Así lo advirtió un informe del Instituto para el Desarrollo Social Argentino (Idesa), que puntualiza que en 2017 se habrán pagado 6,8 millones de prestaciones previsionales por mes las que habrán demandado más del 40% del gasto público total nacional.

"Estos datos señalan que el sistema previsional está muy lejos de ser sustentable sólo con los aportes salariales. No sólo necesita de la derivación automática de impuestos sino que ante la insuficiencia de ellos hay que apelar al auxilio del Tesoro nacional", puntualiza el reporte.

Para Idesa, "uno de los factores que potenció la vulnerabilidad es la creciente presión de las provincias cuestionando la constitucionalidad de usar impuestos coparticipables para financiar a la Anses".

A partir de ahí, "quedó pendiente la gran inconsistencia entre un esquema de distribución de impuestos judicialmente cuestionado y un esquema de movilidad jubilatoria atado a esa distribución", lo cual se vio reflejado en el pacto entre el presidente Mauricio Macri y los gobernadores para devolverle la totalidad del fondo del Conurbano a la provincia de Buenos Aires a cambio de una reforma jubilatoria que se intentará volver a tratar hoy en el recinto, tras la escandalosa sesión del jueves pasado.
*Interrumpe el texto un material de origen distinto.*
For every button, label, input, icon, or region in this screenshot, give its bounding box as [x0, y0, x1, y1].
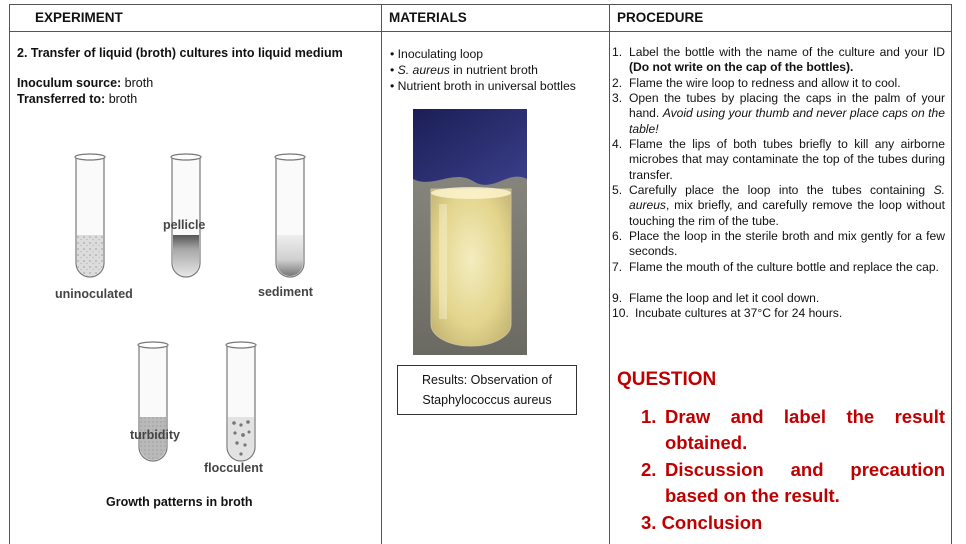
- step-number: 1.: [612, 45, 623, 59]
- column-divider-2: [609, 4, 610, 544]
- header-procedure: PROCEDURE: [617, 10, 704, 25]
- material-text: in nutrient broth: [449, 63, 538, 77]
- label-uninoculated: uninoculated: [55, 287, 133, 301]
- growth-patterns-illustration: [40, 145, 340, 475]
- turbidity-tube: [138, 342, 168, 461]
- pellicle-tube: [171, 154, 201, 277]
- material-item: • Nutrient broth in universal bottles: [390, 79, 576, 93]
- material-item: • S. aureus in nutrient broth: [390, 63, 538, 77]
- step-number: 4.: [612, 137, 623, 151]
- results-caption-box: [397, 365, 577, 415]
- step-number: 9.: [612, 291, 623, 305]
- question-text-source: [0, 0, 1, 1]
- step-text: Flame the loop and let it cool down.: [629, 291, 820, 305]
- flocculent-tube: [226, 342, 256, 461]
- transfer-value: broth: [105, 92, 138, 106]
- step-text: Flame the mouth of the culture bottle and replace the cap.: [629, 260, 939, 274]
- step-text: Label the bottle with the name of the culture and your ID: [629, 45, 945, 59]
- material-text: Nutrient broth in universal bottles: [397, 79, 576, 93]
- step-text-italic: Avoid using your thumb and never place caps on the table!: [629, 106, 945, 136]
- label-sediment: sediment: [258, 285, 313, 299]
- procedure-step: [612, 183, 945, 229]
- procedure-step: [612, 91, 945, 137]
- step-text: Place the loop in the sterile broth and mix gently for a few seconds.: [629, 229, 945, 259]
- procedure-step: [612, 291, 945, 306]
- step-text: , mix briefly, and carefully remove the loop without touching the rim of the tube.: [629, 198, 945, 228]
- step-number: 5.: [612, 183, 623, 197]
- inoculum-value: broth: [121, 76, 154, 90]
- figure-caption: Growth patterns in broth: [106, 495, 253, 509]
- step-text: Open the tubes by placing the caps in the palm of your hand.: [629, 91, 945, 121]
- step-number: 10.: [612, 306, 629, 320]
- question-title: QUESTION: [617, 369, 717, 390]
- column-divider-1: [381, 4, 382, 544]
- question-item-1-text: [0, 0, 1, 1]
- procedure-step: [612, 306, 945, 321]
- sediment-tube: [275, 154, 305, 277]
- step-number: 6.: [612, 229, 623, 243]
- experiment-title: 2. Transfer of liquid (broth) cultures into liquid medium: [17, 46, 343, 60]
- step-text: Incubate cultures at 37°C for 24 hours.: [635, 306, 843, 320]
- step-text: Flame the lips of both tubes briefly to kill any airborne microbes that may contaminate the top of the tubes during transfer.: [629, 137, 945, 182]
- step-number: 3.: [612, 91, 623, 105]
- transfer-label: Transferred to:: [17, 92, 106, 106]
- results-line-2: Staphylococcus aureus: [422, 393, 552, 407]
- step-text: Flame the wire loop to redness and allow it to cool.: [629, 76, 901, 90]
- procedure-step: [612, 229, 945, 260]
- table-top-border: [9, 4, 951, 5]
- step-text: Carefully place the loop into the tubes containing: [629, 183, 934, 197]
- label-flocculent: flocculent: [204, 461, 264, 475]
- table-left-border: [9, 4, 10, 544]
- procedure-step: [612, 137, 945, 183]
- question-item: 1. Draw and label the result obtained.: [641, 406, 945, 453]
- procedure-step: [612, 45, 945, 76]
- inoculum-label: Inoculum source:: [17, 76, 122, 90]
- step-text-bold: (Do not write on the cap of the bottles).: [629, 60, 854, 75]
- table-right-border: [951, 4, 952, 544]
- question-item: 3. Conclusion: [641, 512, 763, 533]
- material-item: • Inoculating loop: [390, 47, 484, 61]
- procedure-step: [612, 260, 945, 275]
- header-experiment: EXPERIMENT: [35, 10, 123, 25]
- label-turbidity: turbidity: [130, 428, 180, 442]
- header-materials: MATERIALS: [389, 10, 467, 25]
- broth-culture-photo: [413, 109, 527, 355]
- label-pellicle: pellicle: [163, 218, 206, 232]
- uninoculated-tube: [75, 154, 105, 277]
- header-row-border: [9, 31, 951, 32]
- step-text-italic: S. aureus: [629, 183, 945, 213]
- question-item: 2. Discussion and precaution based on the result.: [641, 459, 945, 506]
- procedure-step: [612, 76, 945, 91]
- step-number: 7.: [612, 260, 623, 274]
- results-line-1: Results: Observation of: [422, 373, 552, 387]
- inoculum-source: [17, 76, 153, 90]
- material-text: Inoculating loop: [397, 47, 484, 61]
- transfer-target: [17, 92, 137, 106]
- step-number: 2.: [612, 76, 623, 90]
- material-italic: S. aureus: [397, 63, 450, 77]
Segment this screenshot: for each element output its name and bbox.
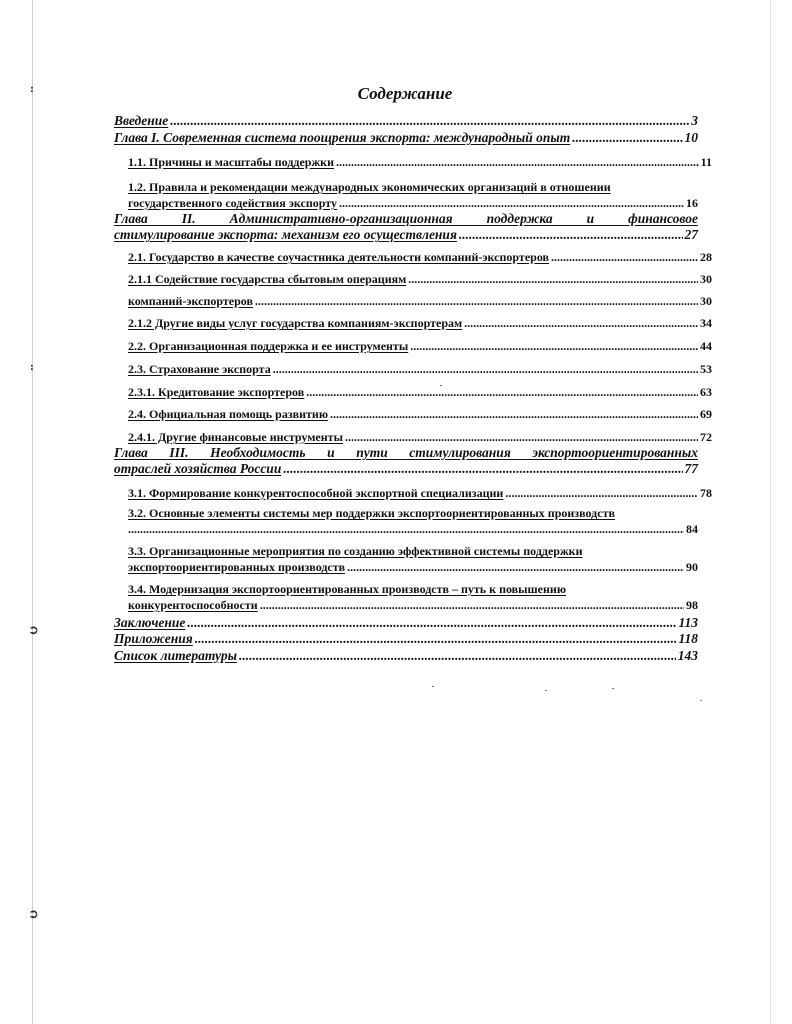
toc-entry-section-2-3[interactable] — [114, 361, 712, 384]
dot-leader — [330, 406, 698, 422]
toc-page-number: 78 — [700, 486, 712, 500]
toc-entry-label: 3.1. Формирование конкурентоспособной экспортной специализации — [128, 486, 504, 500]
dot-leader — [255, 293, 698, 309]
dot-leader — [459, 227, 683, 243]
toc-entry-section-2-1[interactable] — [114, 249, 712, 271]
toc-page-number: 3 — [691, 113, 698, 128]
toc-entry-label: компаний-экспортеров — [128, 294, 253, 308]
toc-entry-label: 1.1. Причины и масштабы поддержки — [128, 155, 334, 169]
toc-entry-chapter-2[interactable] — [114, 211, 698, 249]
toc-page-number: 113 — [678, 615, 698, 630]
dot-leader — [551, 249, 698, 265]
toc-entry-label-line2: конкурентоспособности — [128, 598, 258, 612]
toc-entry-section-1-1[interactable] — [114, 150, 712, 178]
page-title: Содержание — [357, 84, 453, 103]
toc-entry-label: 2.3. Страхование экспорта — [128, 362, 271, 376]
toc-page-number: 28 — [700, 250, 712, 264]
toc-entry-label: Введение — [114, 113, 169, 128]
dot-leader — [347, 559, 684, 575]
toc-entry-section-2-2[interactable] — [114, 338, 712, 361]
toc-entry-section-2-3-1[interactable] — [114, 384, 712, 406]
dot-leader — [170, 113, 689, 129]
toc-page-number: 72 — [700, 430, 712, 444]
toc-page-number: 11 — [700, 155, 712, 169]
toc-entry-chapter-3[interactable] — [114, 445, 698, 483]
dot-leader — [505, 485, 698, 501]
toc-entry-section-2-1-1-continued[interactable] — [114, 293, 712, 315]
toc-page-number: 53 — [700, 362, 712, 376]
toc-entry-label-line2: отраслей хозяйства России — [114, 461, 282, 476]
toc-page-number: 16 — [686, 196, 698, 210]
toc-page-number: 143 — [677, 648, 698, 663]
toc-entry-label-line2: экспортоориентированных производств — [128, 560, 346, 574]
toc-entry-label: 2.1. Государство в качестве соучастника деятельности компаний-экспортеров — [128, 250, 549, 264]
toc-entry-label-line1: 3.4. Модернизация экспортоориентированных производств – путь к повышению — [128, 582, 566, 596]
toc-entry-conclusion[interactable] — [114, 615, 698, 631]
dot-leader — [408, 271, 698, 287]
dot-leader — [339, 195, 684, 211]
scan-speck — [612, 688, 614, 689]
scan-left-edge — [32, 0, 33, 1024]
toc-entry-label: Глава I. Современная система поощрения экспорта: международный опыт — [114, 130, 571, 145]
toc-page-number: 34 — [700, 316, 712, 330]
toc-entry-section-2-4-1[interactable] — [114, 429, 712, 445]
toc-page-number: 63 — [700, 385, 712, 399]
binder-hole-mark-lower: ➲ — [28, 623, 39, 638]
toc-page-number: 30 — [700, 294, 712, 308]
dot-leader — [464, 315, 698, 331]
toc-entry-label-line1: Глава III. Необходимость и пути стимулирования экспортоориентированных — [114, 445, 698, 460]
toc-entry-section-2-1-1[interactable] — [114, 271, 712, 293]
dot-leader — [345, 429, 698, 445]
toc-entry-section-2-1-2[interactable] — [114, 315, 712, 338]
dot-leader — [283, 461, 682, 477]
toc-entry-label: 2.2. Организационная поддержка и ее инструменты — [128, 339, 409, 353]
toc-entry-section-2-4[interactable] — [114, 406, 712, 429]
toc-entry-label: 2.1.1 Содействие государства сбытовым операциям — [128, 272, 407, 286]
toc-entry-label-line1: Глава II. Административно-организационная поддержка и финансовое — [114, 211, 698, 226]
dot-leader — [195, 631, 677, 647]
dot-leader — [260, 597, 684, 613]
toc-page-number: 118 — [678, 631, 698, 646]
toc-page-number: 84 — [686, 522, 698, 536]
toc-entry-introduction[interactable] — [114, 113, 698, 130]
scan-speck — [432, 686, 434, 687]
toc-entry-label: 2.4.1. Другие финансовые инструменты — [128, 430, 343, 444]
toc-page-number: 77 — [684, 461, 698, 476]
dot-leader — [306, 384, 698, 400]
binder-hole-mark-middle: ᛬ — [28, 361, 36, 376]
toc-entry-label-line1: 1.2. Правила и рекомендации международных экономических организаций в отношении — [128, 180, 611, 194]
toc-entry-appendices[interactable] — [114, 631, 698, 648]
toc-entry-label: 2.4. Официальная помощь развитию — [128, 407, 329, 421]
dot-leader — [336, 154, 699, 170]
toc-entry-label-line1: 3.2. Основные элементы системы мер поддержки экспортоориентированных производств — [128, 506, 615, 520]
toc-page-number: 69 — [700, 407, 712, 421]
toc-entry-section-3-2[interactable] — [114, 505, 698, 543]
toc-entry-references[interactable] — [114, 648, 698, 665]
toc-entry-section-1-2[interactable] — [114, 178, 698, 211]
table-of-contents — [114, 113, 712, 665]
toc-page-number: 27 — [684, 227, 698, 242]
binder-hole-mark-bottom: ➲ — [28, 907, 39, 922]
toc-entry-label: Заключение — [114, 615, 186, 630]
toc-page-number: 98 — [686, 598, 698, 612]
dot-leader — [410, 338, 698, 354]
toc-entry-chapter-1[interactable] — [114, 130, 698, 150]
toc-entry-label: Приложения — [114, 631, 193, 646]
scan-speck — [545, 690, 547, 691]
dot-leader — [239, 648, 676, 664]
toc-entry-section-3-4[interactable] — [114, 581, 698, 615]
toc-page-number: 10 — [684, 130, 698, 145]
toc-entry-label-line1: 3.3. Организационные мероприятия по созданию эффективной системы поддержки — [128, 544, 583, 558]
toc-entry-label: 2.1.2 Другие виды услуг государства компаниям-экспортерам — [128, 316, 463, 330]
dot-leader — [187, 615, 676, 631]
toc-entry-label: Список литературы — [114, 648, 237, 663]
toc-entry-label: 2.3.1. Кредитование экспортеров — [128, 385, 305, 399]
toc-entry-label-line2: стимулирование экспорта: механизм его осуществления — [114, 227, 457, 242]
toc-entry-section-3-1[interactable] — [114, 483, 712, 505]
dot-leader — [273, 361, 698, 377]
toc-page-number: 90 — [686, 560, 698, 574]
scan-right-edge — [770, 0, 771, 1024]
toc-page-number: 30 — [700, 272, 712, 286]
toc-entry-section-3-3[interactable] — [114, 543, 698, 581]
dot-leader — [128, 521, 684, 537]
scan-speck — [700, 700, 702, 701]
toc-entry-label-line2: государственного содействия экспорту — [128, 196, 338, 210]
dot-leader — [572, 130, 682, 146]
toc-page-number: 44 — [700, 339, 712, 353]
binder-hole-mark-top: ᛬ — [28, 83, 36, 98]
"Este nuevo esquema de distribución de impuestos es el que impone la necesidad de revisar la regla de movilidad previsional", sostiene el reporte de Idesa. "Planteado de esta manera, la nueva fórmula es un avance en el ordenamiento del sistema previsional pero no resuelve su profunda crisis", concluye el documento del "think tank" liberal.